Appetite for Votes: Candidates Count Calories on the Campaign Trail

Beer, waffles and chocolate almost as popular as votes on the trail.


April 26, 2008 — -- Barack Obama and Hillary Clinton are locked in a bitter battle for the right to challenge John McCain for the keys to the White House in January.

But as the dueling Democrats crisscross the nation in a frantic search for votes and delegates, they also face another formidable foe: campaign calories.

Clinton hasn't been afraid to consume a calorie or two in pursuit of a vote.

As the Democratic senator from New York began her long march toward the nomination, she proudly declared that she intended to "eat [her] way across the [Iowa State] Fair."

Clinton was true to her word, enjoying a Wonder Bar, pork on a stick and a variety of other treats before joining Iowa's former Democratic Gov. Tom Vilsack over the barbecue.

Clinton also does her best to avoid being grilled, often defrosting her sometimes cold image by enjoying a beer or a meal with the reporters who doggedly follow her every move.

The senator frequently jaunts to the back of her campaign plane holding a beer -- occasionally Blue Moon but most often the brand is obscured by the clever employment of a Solo red cup.

But no matter the variety of hops, Clinton usually tops her brew with sliced oranges -- a tradition she picked up in the South.

On the morning her rival demanded of the press, "Why can't I just eat my waffle?" when making a campaign stop at the Glider Diner in Scranton, Pa., Clinton ordered a relatively healthy omelet.

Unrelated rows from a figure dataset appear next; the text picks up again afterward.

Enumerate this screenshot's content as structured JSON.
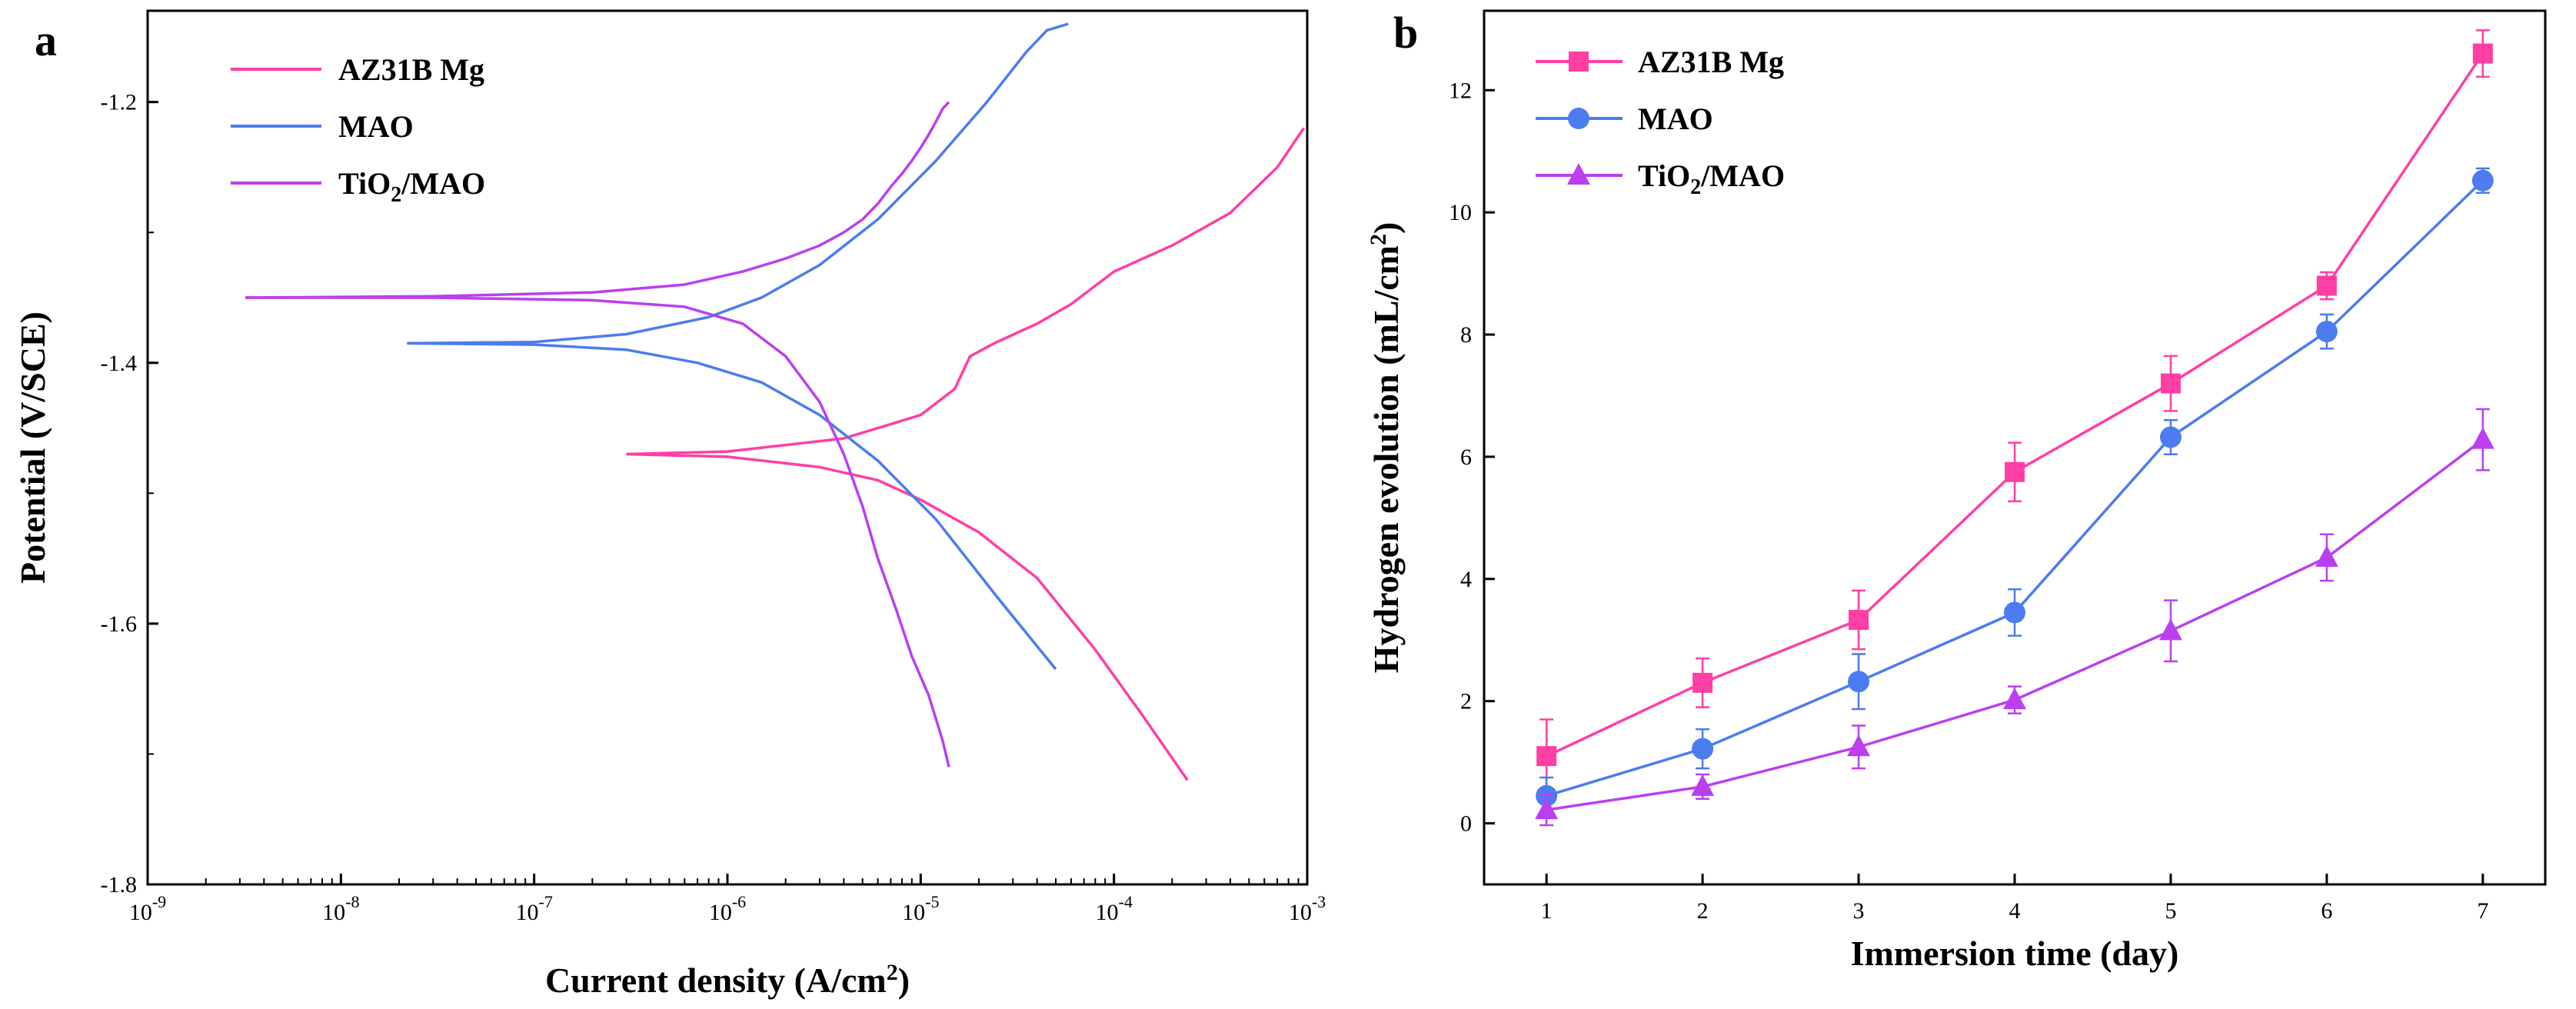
{
  "chart_data": [
    {
      "panel": "a",
      "type": "line",
      "xscale": "log",
      "xlabel_main": "Current density (A/cm",
      "xlabel_sup": "2",
      "xlabel_end": ")",
      "ylabel": "Potential (V/SCE)",
      "xlim": [
        1e-09,
        0.001
      ],
      "ylim": [
        -1.8,
        -1.13
      ],
      "x_tick_base": "10",
      "x_tick_exponents": [
        "-9",
        "-8",
        "-7",
        "-6",
        "-5",
        "-4",
        "-3"
      ],
      "y_ticks": [
        -1.8,
        -1.6,
        -1.4,
        -1.2
      ],
      "y_tick_labels": [
        "-1.8",
        "-1.6",
        "-1.4",
        "-1.2"
      ],
      "legend": {
        "position": "top-left"
      },
      "series": [
        {
          "name": "AZ31B Mg",
          "color": "#ff3fa4",
          "legend_main": "AZ31B Mg",
          "legend_sub": "",
          "legend_end": "",
          "branches": [
            {
              "x": [
                3e-07,
                1e-06,
                3e-06,
                6e-06,
                1e-05,
                2e-05,
                4e-05,
                8e-05,
                0.00014,
                0.00024
              ],
              "y": [
                -1.47,
                -1.472,
                -1.48,
                -1.49,
                -1.505,
                -1.53,
                -1.565,
                -1.62,
                -1.67,
                -1.72
              ]
            },
            {
              "x": [
                3e-07,
                1e-06,
                4e-06,
                1e-05,
                1.5e-05,
                1.8e-05,
                2.4e-05,
                4e-05,
                6e-05,
                0.0001,
                0.0002,
                0.0004,
                0.0007,
                0.00096
              ],
              "y": [
                -1.47,
                -1.468,
                -1.458,
                -1.44,
                -1.42,
                -1.395,
                -1.385,
                -1.37,
                -1.355,
                -1.33,
                -1.31,
                -1.285,
                -1.25,
                -1.22
              ]
            }
          ]
        },
        {
          "name": "MAO",
          "color": "#4c7cf0",
          "legend_main": "MAO",
          "legend_sub": "",
          "legend_end": "",
          "branches": [
            {
              "x": [
                2.2e-08,
                1e-07,
                3e-07,
                7e-07,
                1.5e-06,
                3e-06,
                6e-06,
                1.2e-05,
                2.5e-05,
                5e-05
              ],
              "y": [
                -1.385,
                -1.386,
                -1.39,
                -1.4,
                -1.415,
                -1.44,
                -1.475,
                -1.52,
                -1.58,
                -1.635
              ]
            },
            {
              "x": [
                2.2e-08,
                1e-07,
                3e-07,
                8e-07,
                1.5e-06,
                3e-06,
                6e-06,
                1.2e-05,
                2.2e-05,
                3.5e-05,
                4.5e-05,
                5.8e-05
              ],
              "y": [
                -1.385,
                -1.384,
                -1.378,
                -1.365,
                -1.35,
                -1.325,
                -1.29,
                -1.245,
                -1.2,
                -1.162,
                -1.145,
                -1.14
              ]
            }
          ]
        },
        {
          "name": "TiO2/MAO",
          "color": "#bb3ff0",
          "legend_main": "TiO",
          "legend_sub": "2",
          "legend_end": "/MAO",
          "branches": [
            {
              "x": [
                3.2e-09,
                3e-08,
                2e-07,
                6e-07,
                1.2e-06,
                2e-06,
                3e-06,
                4e-06,
                5e-06,
                6e-06,
                7.5e-06,
                9e-06,
                1.1e-05,
                1.3e-05,
                1.4e-05
              ],
              "y": [
                -1.35,
                -1.35,
                -1.352,
                -1.357,
                -1.37,
                -1.395,
                -1.43,
                -1.47,
                -1.51,
                -1.55,
                -1.59,
                -1.625,
                -1.655,
                -1.69,
                -1.71
              ]
            },
            {
              "x": [
                3.2e-09,
                3e-08,
                2e-07,
                6e-07,
                1.2e-06,
                2e-06,
                3e-06,
                4e-06,
                5e-06,
                6e-06,
                7e-06,
                8e-06,
                9e-06,
                1e-05,
                1.1e-05,
                1.2e-05,
                1.3e-05,
                1.4e-05
              ],
              "y": [
                -1.35,
                -1.349,
                -1.346,
                -1.34,
                -1.33,
                -1.32,
                -1.31,
                -1.3,
                -1.29,
                -1.278,
                -1.265,
                -1.255,
                -1.245,
                -1.235,
                -1.225,
                -1.215,
                -1.205,
                -1.2
              ]
            }
          ]
        }
      ]
    },
    {
      "panel": "b",
      "type": "line",
      "xlabel": "Immersion time (day)",
      "ylabel_main": "Hydrogen evolution  (mL/cm",
      "ylabel_sup": "2",
      "ylabel_end": ")",
      "xlim": [
        0.6,
        7.4
      ],
      "ylim": [
        -1,
        13.3
      ],
      "x_ticks": [
        1,
        2,
        3,
        4,
        5,
        6,
        7
      ],
      "x_tick_labels": [
        "1",
        "2",
        "3",
        "4",
        "5",
        "6",
        "7"
      ],
      "y_ticks": [
        0,
        2,
        4,
        6,
        8,
        10,
        12
      ],
      "y_tick_labels": [
        "0",
        "2",
        "4",
        "6",
        "8",
        "10",
        "12"
      ],
      "legend": {
        "position": "top-left"
      },
      "x": [
        1,
        2,
        3,
        4,
        5,
        6,
        7
      ],
      "series": [
        {
          "name": "AZ31B Mg",
          "marker": "square",
          "color": "#ff3fa4",
          "legend_main": "AZ31B Mg",
          "legend_sub": "",
          "legend_end": "",
          "values": [
            1.1,
            2.3,
            3.33,
            5.75,
            7.2,
            8.8,
            12.6
          ],
          "errors": [
            0.6,
            0.4,
            0.48,
            0.48,
            0.45,
            0.22,
            0.38
          ]
        },
        {
          "name": "MAO",
          "marker": "circle",
          "color": "#4c7cf0",
          "legend_main": "MAO",
          "legend_sub": "",
          "legend_end": "",
          "values": [
            0.45,
            1.22,
            2.32,
            3.45,
            6.32,
            8.05,
            10.52
          ],
          "errors": [
            0.3,
            0.32,
            0.45,
            0.38,
            0.28,
            0.28,
            0.2
          ]
        },
        {
          "name": "TiO2/MAO",
          "marker": "triangle",
          "color": "#bb3ff0",
          "legend_main": "TiO",
          "legend_sub": "2",
          "legend_end": "/MAO",
          "values": [
            0.22,
            0.6,
            1.25,
            2.02,
            3.15,
            4.35,
            6.28
          ],
          "errors": [
            0.25,
            0.2,
            0.35,
            0.22,
            0.5,
            0.38,
            0.5
          ]
        }
      ]
    }
  ]
}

After enjoying that, Clinton spotted a staffer noshing on a mountain of French toast -- famously called Stuffed French Toast -- which included sweet cream cheese and strawberries on four slices of stacked French toast.

Clinton placed an order for one, got two forks and ended up sharing it with a reporter who was interviewing her at the Bonnet Lane Family Restaurant in Abington, Pa.

Obama, by comparison, is a little more calorie conscious when it comes to chowing down on local grub -- usually just taking the obligatory taste.

At a stop early this month at the famous Wilbur's Chocolates in Lititz, Pa., Obama took one piece of chocolate offered to him from a jar full of local delicacies.

"Quite tasty," he responded, but the candidate turned down another piece, prompting the chocolate maker to kid him that they don't count when you are in a chocolate factory.

Stopping at the Heidelberg Family restaurant in Robesonia, Pa., before the state's primary Obama was offered a piece of pizza, but he turned that down too, implying that if he munched on one slice, he'd inevitably enjoy too many.

At another stop lat month in Greenville, Mississippi, Obama ordered a whole breakfast plate at Buck's Restaurant: scrambled eggs, wheat toast, turkey sausage and grits. But at the end of the breakfast the senator, according to the pool report, "barley made a dent" in his breakfast.

At a Louisiana restaurant in February a woman offered Obama more food, saying that he needs to "put a little more meat on his bones." It wasn't the first such comment on the trail. At a Wisconsin fish fry restaurant, patrons commented that the candidate needs to eat more. No matter, he won both states.

Obama jokes regularly on the campaign trail that he's "skinny but tough" and is known for his early morning workouts and basketball games with staffers. His normal snack on the airplane, as he flies from event to event campaigning, is fruit, pistachios and Fiji water.

When it comes to beer, Obama is just as judicious.

At Sharky's Cafe in March, Obama and Sen. Bob Casey, D-Pa., toasted over a pint of beer. Obama drank two sips of his and then greeted bar patrons. At the end of his visit he picked up his beer again and drank one last sip, leaving seven-eights in the glass.

A similar scene played out at Bethlehem BrewWorks, at a local brewery in Pennsylvania, when Obama took a medium-size beer and said, "I can't drink the whole thing cause I'm … supposed to be at a town hall meeting. But I can sample a little."

The candidate took a few obligatory sips but left half of the mini pint on the table.

There is one 2008 campaigner -- though he's not on the ballot -- whose taste for food on the trail is well known.

Former President Bill Clinton has spent the last four months living in a land of temptation: in Texas it was tacos; in Mississippi, it was fried fish; and coming up in North Carolina? Barbecue.

"I hope you got some fish. This is supposed to be a fish fry. More important, I hope I get some before I have to leave," Clinton told the crowd In Tupelo, Miss., as hush puppies bobbed in oil not far from the former president.

Late in March, as Clinton spent a day in eastern Kentucky, he stopped by a local Dairy Queen, trying his hand at serving their famous soft serve.

Clinton did manage to resist the famous cheese steaks and fries of Pennsylvania, but that didn't stop the missus from taking him to task.

"You gotta help me out here because my husband loves North Carolina, and he loves barbecue and he's been eating a lot of it across the state," the New York senator said at a Friday event in Jacksonville, N.C.

Perhaps her fears are unfounded: during an impromptu stop at a local Charlotte restaurant, Clinton lunched on a gardenburger.